In the Event : dans le cas où, et en plein cœur de. Les danseurs sont massés autour d'un qui répète à toute vitesse toute saccade des gestes au-dessus du corps de la personne devant laquelle il est agenouillé. Catastrophe sans catastrophisme. La danseuse allongée s'est relevée-intégrée à la masse des danseurs dispersés-projetés-rassemblés en diagonale dans un éboulis de roche en fusion. La paroi rocheuse du fond ondule, parcourue de fissures orange-dorées, éclairs d'une tempête qui ne dit pas son nom, qui ne s'orchestre ni ne se bruite (curieuse musique d'Owen Belton). Cela se déchaîne dans la lenteur des corps courbés par d'autres, accableurs-protecteurs, dans l’œil du cyclone. (Et les canons jamais ne se font dominos, toujours s'entrechoquent, comme les particules d'une solution instable*.) In the event of a Crystal Pite's choreography, quicky book your ticket.

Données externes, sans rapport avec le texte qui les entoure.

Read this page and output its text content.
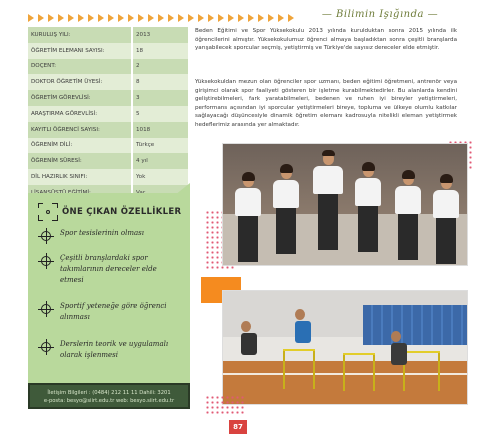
— Bilimin Işığında —
KURULUŞ YILI:	2013
ÖĞRETİM ELEMANI SAYISI:	18
DOÇENT:	2
DOKTOR ÖĞRETİM ÜYESİ:	8
ÖĞRETİM GÖREVLİSİ:	3
ARAŞTIRMA GÖREVLİSİ:	5
KAYITLI ÖĞRENCİ SAYISI:	1018
ÖĞRENİM DİLİ:	Türkçe
ÖĞRENİM SÜRESİ:	4 yıl
DİL HAZIRLIK SINIFI:	Yok

ÖNE ÇIKAN ÖZELLİKLER
Spor tesislerinin olması
Çeşitli branşlardaki spor takımlarının dereceler elde etmesi
Sportif yeteneğe göre öğrenci alınması
Derslerin teorik ve uygulamalı olarak işlenmesi
İletişim Bilgileri : (0484) 212 11 11 Dahili: 3201
e-posta: besyo@siirt.edu.tr web: besyo.siirt.edu.tr

Beden Eğitimi ve Spor Yüksekokulu 2013 yılında kurulduktan sonra 2015 yılında ilk öğrencilerini almıştır. Yüksekokulumuz öğrenci almaya başladıktan sonra çeşitli branşlarda yarışabilecek sporcular seçmiş, yetiştirmiş ve Türkiye'de sayısız dereceler elde etmiştir.

Yüksekokuldan mezun olan öğrenciler spor uzmanı, beden eğitimi öğretmeni, antrenör veya girişimci olarak spor faaliyeti gösteren bir işletme kurabilmektedirler. Bu alanlarda kendini geliştirebilmeleri, fark yaratabilmeleri, bedenen ve ruhen iyi bireyler yetiştirmeleri, performans açısından iyi sporcular yetiştirmeleri bireye, topluma ve ülkeye olumlu katkılar sağlayacağı düşüncesiyle dinamik öğretim elemanı kadrosuyla nitelikli eleman yetiştirmek hedeflerimiz arasında yer almaktadır.

87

Stop-Motion. Je ne sais plus ce qui se passe avant que les danseurs descendent avec un long tissu blanc puis se mettent à courir en sens inverse en soulevant un voile de poussière blanche, blanche comme l'émotion, la voix, la nuit dans la justesse des confidences (l'absence lunaire de Shoot de moon : présence-absence, nostalgie du présent). Tout commence là, dans cette fosse bac à sable de farine, arène du mouvement**. Le mouvement se projette et se dessine dans l'espace, rémanence visuelle de ces corps qui résonnent au-delà du geste. Tomber dans la farine, tomber amoureuse. Parcourir ces corps qui vivent s'apparente à parcourir un corps bien-aimé et bien connu de caresses. Juste il y en a tant, tant de singularités qui ne s'épuisent ni ne se comparent, même si, inévitablement il y a des sensibilités qui résonnent davantage, des respirations dans lesquelles on se coule, des corps que l'on emprunte, que l'on habite un temps comme eux nous habitent***. C'est cette qualité de mouvement où les corps s'étirent davantage qu'ils sont plus ramassés, denses, denses, denses, à vous faire frémir d'un simple pied tendu, alors que l'autre reste flex, prêt à être reposé au sol par le partenaire qui ne porte pas tant qu'il étreint. Cela danse, beau, grand, mais c'est dans le tarissement du mouvement que tout renaît : plus c'est petit plus cela résonne profondément, infime-intime. Au creux de. Comme la poignée de farine qu'une danseuse porte avec application dans la coquille précaire de ses mains, pour aller la déposer près de son compagnon allongé en avant-scène, et repartir, et revenir, avec l'arbitraire et le sérieux d'un enfant qui construit un château de sable, avec la démarche aussi, un, deux, trois, quatre petits tas de sable blanc. Noir. Rideau. Stop-Motion. Please repeat.

 

(Je pose là comme aide-mémoire à mes démarches le nom des danseurs que je compte demander en mariage :

  • Prince Credell, dont je ne suis pas surprise d'apprendre qu'il est passé par Ailey (et chez Jacoby and Pronk, hey),
  • Roger van der Poel, définitivement mon favori sur scène (même si moins sur Instagram), vif, élastique, dense, magnifique couple avec Juliette Brunner,
  • Juliette Brunner, la danseuse aux tas de sable, d'une beauté ahurissante,
  • Jorge Nozal, le Georges Clooney de la danse, suave et intense,
  • Marne Van Opstal, qui danse encore plus grand qu'il est grand et confirme qu'il y a un truc avec les rouquins dans le monde de la danse.)

 

* Il faut montrer ça à Thierry Malandain.
** Et origine de tant de photos !
*** En avant-scène dans Safe as Houses, un danseur allongé danse immobile, tant sa cage thoracique se soulève et s'abaisse, haletante.